Briefing Note on "Parallex Project"
to Import Weapons Grade Plutonium
Atomic Energy of Canada Limited
is proposing to bring 50 tons of weapons grade plutonium into Canada from
an U.S. nuclear weapons program and another 50 tons from Russia over a
period of 25 years. Since using the plutonium as part of the fuel load
for a nuclear reactor would make the plutonium less usable for bombs, the
proponents portray it as a "swords into ploughshares" initiative. However,
other options, such as the "immobilization" alternative (see below) are
a much preferred to the MOX option for handling plutonium extracted from
bombs by environmental and peace groups in all three countries.
An initial shipment of 120
grams of plutonium from Los Alamos and a similar amount from Russian was
announced on September 2, 1999 by the Department of Energy in the U.S.
and the Departments of Natural Resources and of Foreign Affairs and International
Trade in Canada. The shipment from New Mexico was to enter Canada at Sault
Ste. Marie and travel to Chalk River via Highway 17; the shipment from
Russia is to arrive at the port in Cornwall, where it will be unloaded
and sent by truck to Chalk River. A limited public notice and consultation
program was held by Transport Canada in the fall of 1999 on the transportation
and emergency response plans for the route from Sault Ste. Marie to Chalk
River and Cornwall to Chalk River. Overwhelmingly, the public response
was negative, with First Nations, municipalities and community organizations
expressing opposition to the proposed import and transport routes, and
identifying major deficiencies in the plans.
On January 14, the first
shipment of American plutonium was flown by helicopter from Sault Ste.
Marie to Chalk River, despite Transport Canada's statements in October
that transportation by flight was illegal in Canada, and that an acceptable
container had not yet been developed. Several organizations are challenging
the legality of that action.
Here are the issues in a
Plutonium is a nuclear explosive;
only a few kilograms are needed to make a powerful nuclear weapon, and
any well-equipped group can make such a weapon if they have the plutonium.
For this reason, storing, transporting, and handling plutonium all pose
great security risks.
Plutonium is dangerous when
inhaled, but it does not give off penetrating radiation; this means it
can be stolen, hidden, and smuggled across borders with relative ease --
whether in a pure form or as MOX fuel.
Nuclear proponents argue that
"burning" plutonium in a reactor will "eliminate" the storage problem.

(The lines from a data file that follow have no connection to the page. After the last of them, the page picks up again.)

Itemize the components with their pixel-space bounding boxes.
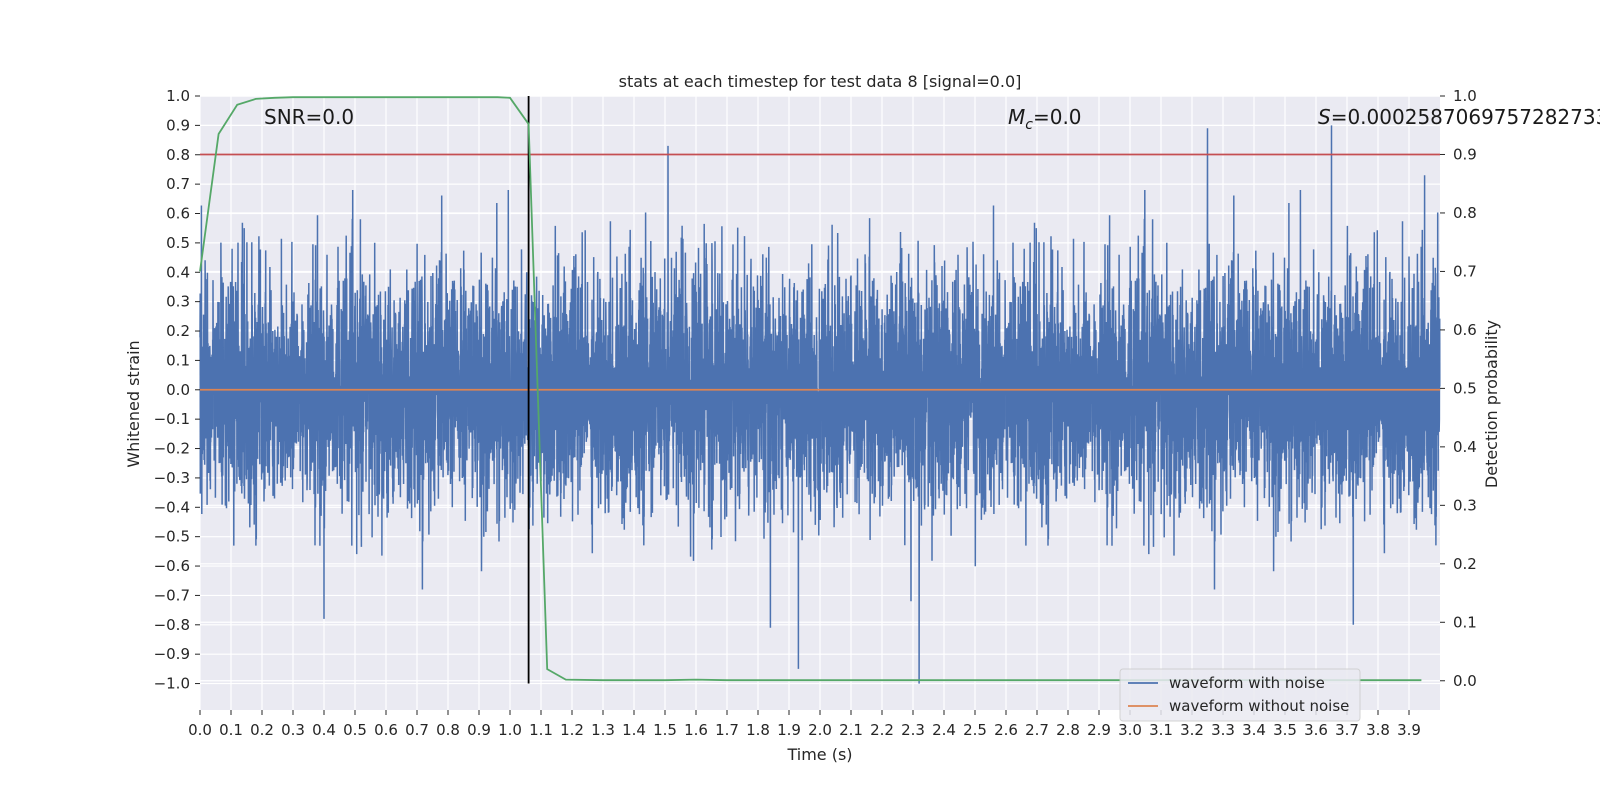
y-tick-label: −0.8 (154, 616, 190, 634)
x-axis-label: Time (s) (786, 745, 852, 764)
y-tick-label: 0.1 (166, 351, 190, 369)
y-tick-label: 0.4 (166, 263, 190, 281)
x-tick-label: 1.5 (653, 721, 677, 739)
annotation-1: Mc=0.0 (1008, 105, 1082, 133)
y-tick-label-right: 0.4 (1453, 438, 1477, 456)
legend-label-noise: waveform with noise (1169, 674, 1325, 692)
x-tick-label: 0.2 (250, 721, 274, 739)
y-tick-label: 0.9 (166, 116, 190, 134)
y-axis-label-right: Detection probability (1482, 320, 1501, 488)
x-tick-label: 2.8 (1056, 721, 1080, 739)
y-tick-label-right: 0.2 (1453, 555, 1477, 573)
x-tick-label: 1.9 (777, 721, 801, 739)
y-tick-label: −0.9 (154, 645, 190, 663)
y-tick-label: −0.4 (154, 498, 190, 516)
y-ticks-left: 1.0 0.9 0.8 0.7 0.6 0.5 0.4 0.3 0.2 0.1 0.0 −0.1 −0.… (154, 87, 200, 693)
x-tick-label: 3.4 (1242, 721, 1266, 739)
y-tick-label-right: 0.6 (1453, 321, 1477, 339)
x-tick-label: 2.9 (1087, 721, 1111, 739)
y-tick-label: 0.7 (166, 175, 190, 193)
y-tick-label: −0.7 (154, 586, 190, 604)
y-tick-label-right: 1.0 (1453, 87, 1477, 105)
y-tick-label: 0.0 (166, 381, 190, 399)
series-detection-probability (199, 96, 1422, 682)
y-tick-label: −0.3 (154, 469, 190, 487)
y-tick-label-right: 0.5 (1453, 379, 1477, 397)
y-ticks-right: 1.0 0.9 0.8 0.7 0.6 0.5 0.4 0.3 0.2 0.1 0.0 (1440, 87, 1477, 690)
y-tick-label-right: 0.0 (1453, 672, 1477, 690)
x-tick-label: 2.7 (1025, 721, 1049, 739)
x-tick-label: 2.6 (994, 721, 1018, 739)
x-tick-label: 2.0 (808, 721, 832, 739)
x-tick-label: 0.6 (374, 721, 398, 739)
x-tick-label: 2.4 (932, 721, 956, 739)
y-tick-label-right: 0.1 (1453, 613, 1477, 631)
x-tick-label: 1.3 (591, 721, 615, 739)
legend-box (1119, 668, 1361, 722)
annotations: SNR=0.0 Mc=0.0 S=0.00025870697572827339 (264, 105, 1600, 133)
y-tick-label: −0.2 (154, 440, 190, 458)
y-axis-label: Whitened strain (124, 340, 143, 467)
x-tick-label: 3.2 (1180, 721, 1204, 739)
x-tick-label: 3.0 (1118, 721, 1142, 739)
legend: waveform with noise waveform without noi… (1119, 668, 1361, 722)
y-tick-label-right: 0.9 (1453, 145, 1477, 163)
y-tick-label: −0.1 (154, 410, 190, 428)
x-tick-label: 0.0 (188, 721, 212, 739)
x-tick-label: 3.8 (1366, 721, 1390, 739)
y-tick-label: −1.0 (154, 675, 190, 693)
x-tick-label: 1.1 (529, 721, 553, 739)
y-tick-label-right: 0.3 (1453, 496, 1477, 514)
lines-layer (199, 96, 1440, 684)
x-tick-label: 3.6 (1304, 721, 1328, 739)
x-tick-label: 2.3 (901, 721, 925, 739)
x-ticks: 0.0 0.1 0.2 0.3 0.4 0.5 0.6 0.7 0.8 0.9 1.0 1.1 1.2 1… (188, 710, 1421, 739)
x-tick-label: 1.6 (684, 721, 708, 739)
y-tick-label: 0.3 (166, 293, 190, 311)
x-tick-label: 3.5 (1273, 721, 1297, 739)
x-tick-label: 0.3 (281, 721, 305, 739)
y-tick-label: −0.6 (154, 557, 190, 575)
y-tick-label: 1.0 (166, 87, 190, 105)
y-tick-label: 0.5 (166, 234, 190, 252)
x-tick-label: 3.1 (1149, 721, 1173, 739)
x-tick-label: 1.7 (715, 721, 739, 739)
x-tick-label: 3.3 (1211, 721, 1235, 739)
x-tick-label: 2.2 (870, 721, 894, 739)
y-tick-label: −0.5 (154, 528, 190, 546)
y-tick-label: 0.6 (166, 205, 190, 223)
x-tick-label: 0.4 (312, 721, 336, 739)
annotation-0: SNR=0.0 (264, 105, 354, 129)
x-tick-label: 1.4 (622, 721, 646, 739)
noise-layer (199, 125, 1441, 684)
x-tick-label: 1.0 (498, 721, 522, 739)
y-tick-label-right: 0.8 (1453, 204, 1477, 222)
y-tick-label: 0.8 (166, 146, 190, 164)
y-tick-label: 0.2 (166, 322, 190, 340)
y-tick-label-right: 0.7 (1453, 262, 1477, 280)
x-tick-label: 3.7 (1335, 721, 1359, 739)
x-tick-label: 0.9 (467, 721, 491, 739)
series-waveform-with-noise (199, 125, 1441, 684)
x-tick-label: 3.9 (1397, 721, 1421, 739)
x-tick-label: 0.5 (343, 721, 367, 739)
x-tick-label: 1.8 (746, 721, 770, 739)
annotation-2: S=0.00025870697572827339 (1318, 105, 1600, 129)
legend-label-clean: waveform without noise (1169, 697, 1349, 715)
x-tick-label: 0.7 (405, 721, 429, 739)
x-tick-label: 2.5 (963, 721, 987, 739)
x-tick-label: 0.8 (436, 721, 460, 739)
x-tick-label: 2.1 (839, 721, 863, 739)
chart-title: stats at each timestep for test data 8 [… (619, 72, 1022, 91)
x-tick-label: 1.2 (560, 721, 584, 739)
x-tick-label: 0.1 (219, 721, 243, 739)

But the plutonium is not eliminated, as the plutonium remaining in the
used fuel is about 2/3 of the original amount. The storage problem doesn't
disappear; it's just different.
Plutonium in used nuclear fuel
is hard to get at, at least for a century or two, because of the intense
penetrating radiation of the fission products. So spent fuel does provide
a "radiological barrier", making the acquisition of "separated" (uncontaminated)
plutonium difficult -- but not impossible.
The same radiological barrier
can be provided quicker and more cheaply, by mixing plutonium with fission
products directly. The mixture can be "glassified" -- cast into radioactive
glass logs weighing two tons each -- all within a tight security net and
with very little transportation or handling.
Since plutonium has a half-life
of 24,000 years while most fission products are gone within a few centuries
the radiological barrier is only a temporary one. However, glass logs can
be remelted and additional fission products added as needed; the same remedial
action cannot be taken with used fuel.
If Canada or the U.S. starts
using plutonium-based MOX fuel in civilian reactors, a dangerous precedent
will be set, in effect legitimizing the use of plutonium as the nuclear
fuel of the future. How can other countries be prevented from following
Many countries -- Japan, France,
India, Russia, Germany, England, even Canada -- already anticipate using
plutonium-based MOX fuel on a large scale in future. Such a development
would not eliminate plutonium, but institutionalize it; the associated
problems would thus be perpetuated.
The Canadian MOX initiative
will require that Ontario's nuclear reactors be operated for another 25
years at least. Already 8 of these reactors have been shut down because
of excessive corrosion and routine disregard of good safety practices.
The immobilization option --
mixing plutonium with highly radioactive fission products, and giving the
mixture a physical form which is difficult to handle, such as two-ton glass
logs -- achieves all of the stated objectives while avoiding most of the
problems associated with the MOX initiative.